Roading body rejigs backup

Transit picks hosted system for backup

Transit New Zealand has improved its backup and restore capability with a new hosted system.

Transit IS operations manager Para Ganesan says the decision to change the system from the incumbent IBM Tivoli one to a new hosted arrangement with HdS came about after a review of Transit's business continuity plan.

"After doing a needs analysis and looking at requirements, we found that the current backup wouldn't make it."

The Tivoli system had served Transit well until the review, Ganesan says, but the new requirements identified in the review "meant we would have had to upgrade it quite significantly".

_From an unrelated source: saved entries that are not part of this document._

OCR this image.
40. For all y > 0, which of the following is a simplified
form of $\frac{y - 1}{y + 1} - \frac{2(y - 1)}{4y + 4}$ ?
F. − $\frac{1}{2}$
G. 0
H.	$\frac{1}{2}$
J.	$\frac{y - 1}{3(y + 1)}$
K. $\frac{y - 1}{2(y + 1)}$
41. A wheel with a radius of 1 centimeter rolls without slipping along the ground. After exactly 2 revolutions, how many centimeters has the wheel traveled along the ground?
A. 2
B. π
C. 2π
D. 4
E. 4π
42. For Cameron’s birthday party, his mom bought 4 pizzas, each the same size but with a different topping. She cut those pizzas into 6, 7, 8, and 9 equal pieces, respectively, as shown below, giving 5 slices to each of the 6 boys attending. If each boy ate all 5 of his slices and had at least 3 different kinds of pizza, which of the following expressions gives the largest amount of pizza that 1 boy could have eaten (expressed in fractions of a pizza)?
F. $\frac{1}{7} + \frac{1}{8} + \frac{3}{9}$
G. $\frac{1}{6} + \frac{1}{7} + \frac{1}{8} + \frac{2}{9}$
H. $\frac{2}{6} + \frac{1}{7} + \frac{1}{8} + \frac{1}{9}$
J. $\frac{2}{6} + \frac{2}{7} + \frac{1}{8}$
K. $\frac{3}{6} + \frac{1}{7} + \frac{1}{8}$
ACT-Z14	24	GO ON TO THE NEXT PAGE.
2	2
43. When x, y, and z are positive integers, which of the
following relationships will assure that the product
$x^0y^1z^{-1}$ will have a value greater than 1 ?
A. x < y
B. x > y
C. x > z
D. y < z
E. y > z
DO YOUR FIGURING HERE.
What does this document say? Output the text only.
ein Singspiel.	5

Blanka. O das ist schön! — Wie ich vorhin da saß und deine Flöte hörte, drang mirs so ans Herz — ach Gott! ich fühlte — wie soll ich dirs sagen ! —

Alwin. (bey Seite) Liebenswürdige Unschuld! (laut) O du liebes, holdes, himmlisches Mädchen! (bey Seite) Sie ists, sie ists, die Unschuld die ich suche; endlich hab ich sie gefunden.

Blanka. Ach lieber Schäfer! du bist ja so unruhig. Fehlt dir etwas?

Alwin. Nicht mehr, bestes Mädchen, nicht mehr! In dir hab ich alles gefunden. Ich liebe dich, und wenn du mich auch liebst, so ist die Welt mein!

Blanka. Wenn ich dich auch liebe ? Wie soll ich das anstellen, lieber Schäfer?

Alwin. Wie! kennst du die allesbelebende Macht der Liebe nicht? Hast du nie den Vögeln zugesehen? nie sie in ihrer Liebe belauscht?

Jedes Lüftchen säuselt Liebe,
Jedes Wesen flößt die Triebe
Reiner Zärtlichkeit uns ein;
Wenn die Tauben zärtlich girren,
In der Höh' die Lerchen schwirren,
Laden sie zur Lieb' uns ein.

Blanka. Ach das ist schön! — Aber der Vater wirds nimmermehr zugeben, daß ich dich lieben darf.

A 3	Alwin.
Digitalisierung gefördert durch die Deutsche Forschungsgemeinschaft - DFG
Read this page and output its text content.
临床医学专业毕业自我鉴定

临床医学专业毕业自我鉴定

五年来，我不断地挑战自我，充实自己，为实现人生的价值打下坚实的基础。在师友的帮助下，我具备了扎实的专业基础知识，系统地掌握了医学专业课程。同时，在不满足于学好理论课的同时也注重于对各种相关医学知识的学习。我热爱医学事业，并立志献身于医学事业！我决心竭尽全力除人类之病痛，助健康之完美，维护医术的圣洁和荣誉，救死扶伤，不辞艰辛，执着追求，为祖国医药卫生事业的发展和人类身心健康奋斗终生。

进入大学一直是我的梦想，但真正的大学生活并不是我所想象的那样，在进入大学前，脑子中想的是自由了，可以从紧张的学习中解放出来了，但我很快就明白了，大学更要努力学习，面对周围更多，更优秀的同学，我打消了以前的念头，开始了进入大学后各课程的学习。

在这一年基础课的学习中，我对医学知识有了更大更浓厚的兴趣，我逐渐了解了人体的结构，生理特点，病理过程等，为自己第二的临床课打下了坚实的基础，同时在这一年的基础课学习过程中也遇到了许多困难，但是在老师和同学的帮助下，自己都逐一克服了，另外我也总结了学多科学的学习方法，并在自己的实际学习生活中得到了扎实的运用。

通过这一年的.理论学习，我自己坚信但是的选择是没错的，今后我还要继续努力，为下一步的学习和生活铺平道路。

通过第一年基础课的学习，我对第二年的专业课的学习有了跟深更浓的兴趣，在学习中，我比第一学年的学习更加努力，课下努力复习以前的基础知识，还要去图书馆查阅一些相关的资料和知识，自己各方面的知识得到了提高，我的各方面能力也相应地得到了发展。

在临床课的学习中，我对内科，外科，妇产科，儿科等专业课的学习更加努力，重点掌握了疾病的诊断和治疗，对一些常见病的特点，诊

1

Transit decided instead to introduce a hosted system from HdS involving a link over Transit's private 100Mbit/s ethernet WAN with HdS' data centre in Albany, Auckland.

"It's backup over ethernet and the HdS site appears as a node on our network," Ganesan says.

With that setup, Transit staff can keep track of things via a web-based GUI, an arrangement which has reduced backup time dramatically and reduced Transit's labour costs, as it has removed the need to use backup tapes.

"Having 1.5TB of backup on direct-attached storage is quite expensive," Ganesan says.

That backup is now hosted by HdS and the hosting arrangement means Transit hasn't had to explore other options such as getting its own SAN or building its own disaster recovery mirror site.

"HdS have the SAN," Ganesan says.

The arrangement with HdS is for backup only and day-to-day storage is still done the server-attached way.

IDC Australia storage analyst Graham Penn says other organisations with many offices face the same issues as Transit. "My initial take is that in many ways, their problem isn't unique — there are many organisations that have similar requirements, with distributed offices and the high cost of managing them."

What makes Transit NZ's model unusual is that it was prepared to go to a partial outsourcing model, Penn says.

The use of IP and fibre in storage is "very cost-effective", he says, and variants such as the emerging iSCSI protocol and fibre channel over IP are being used by other organisations.